Antes mesmo de começar o trabalho, Fábio fez questão de visitar as seis comunidades pesqueiras da região para conversar sobre o projeto e montar o time que farias as entrevistas. Escolheu apenas moradores locais. “Não adianta colocar gente de fora que não conhece os hábitos dos pescadores ou que não tenha contato com eles”, diz.
Dali em diante, pelo menos duas vezes por mês ele desce de Caravelas ao Espírito Santo para saber como andam os trabalhos. E sempre aproveita para estreitar ainda mais os laços com os comunitários. “Manter uma boa relação com eles é um trabalho quase diário e precisa ter muito jogo de cintura. Os pescadores têm uma vida difícil e qualquer instituição que se aproxima, já acham que é fiscalização”, diz. “Eu falo da minha história para saberem que também sou desse meio, e digo que eles são nossos pesquisadores de campo”.
Durante dois anos de trabalho, foram mais de 3 mil entrevistas em cerca de 290 embarcações cadastradas. Neste período, pelo menos três Toninhas foram capturadas de forma acidental na região. Agora, este mundaréu de dados começa a ser analisado por outras equipes dentro do IBJ. Com o diagnóstico feito, o passo seguinte vai ser construir com os pescadores soluções conjuntas para as capturas acidentais.
Fábio está otimista.

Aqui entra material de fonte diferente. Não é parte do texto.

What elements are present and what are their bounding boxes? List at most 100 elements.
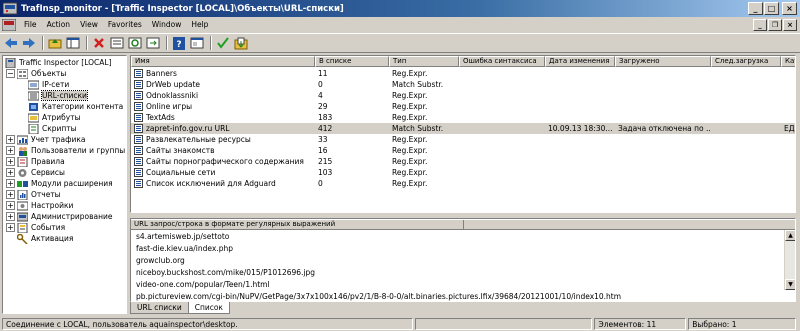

Se na adolescência viu as populações de Jubarte se recuperarem para saírem da linha de extinção, ele tem motivos de sobra para acreditar que a história pode se repetir. “O trabalho está sendo muito importante, e com certeza teremos bastante embasamento para propor alternativas de conservação”, diz. “Queremos que a Toninha tenha o mesmo destino da Jubarte”.